After the Raiders fell apart in Sunday’s must-win game against the Chargers, head coach Hue Jackson went on a rant.
He blamed the players and took not-so-veiled shots at his defensive coordinator, who most certainly will be fired.
But what about Jackson himself? He was head coach of a team that was 7-4 after 11 games and then lost four of five to finish 8-8 and out of the playoffs. Is the rookie head coach, picked by the late Al Davis, secure in his job?
All indications are yes, that Jackson will be back after a busy offseason to try to “build a bully” -- his words -- that can win the division.
Owner Mark Davis and CEO Amy Trask haven’t indicated the direction they’ll go in selecting a general manager/chief executive to preside over operations – and be Jackson’s boss – but neither has indicated that Jackson will be out.
Monday, after having time to cool down a bit after Sunday’s loss, Jackson told the media in a season-ending news conference that he’d like to play a big role in remaking the team for 2012.
He wants a defense that can hold leads. He wants a team with a more “killer instinct.” Some personnel changes are in store, too.
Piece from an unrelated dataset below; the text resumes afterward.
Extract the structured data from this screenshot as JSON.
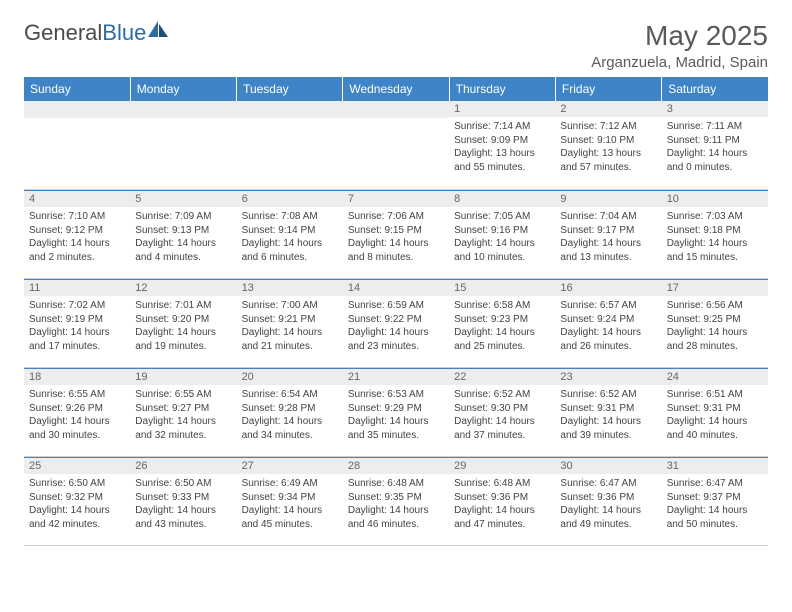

“I would hope the organization understands that I have a pretty good idea of where we need to go,” Jackson told reporters Monday. “If not, then I shouldn’t be sitting where I’m sitting. I think I know exactly what this team needs and how they need to do it.”
According to Jerry McDonald of the Bay Area News Group, Jackson said he’d also like to be involved in the hiring of a front-office executive.
“Whoever comes here, I think it’s going to be somebody who wants to share the same vision as I do, which is getting the organization back to being better than average,” he said.
The first big change will likely be the firing of defensive coordinator Chuck Bresnahan, whose unit gave up several late-game leads this season.
Jackson noted that a tone was set early in the season with a come-from-ahead loss to the Bills in Buffalo.
“When you’re winning 21-3 and the other team comes back to beat you, that’s who we really were,” Jackson said. “And that’s who we were all year.”
McDonald noted that several strong defensive coaches will be available, including three recently fired NFL head coaches: Steve Spagnulo, Raheem Morris and Jack Del Rio.
Some Raiders on Monday acknowledged, however, that it wasn’t the failure of the coaches; it was their failure to make plays.
“People are going to blame Hue and Chuck, but at the end of the day the players are the ones out on the field,” safety Michael Huff told the San Francisco Chronicle’s Vittorio Tafur. “It’s football and you get paid to make plays.
“This whole year is on the players. Myself, I didn’t play up to an $8 million-a-year safety. I put the blame on all the players, myself included. We squandered away so many games.”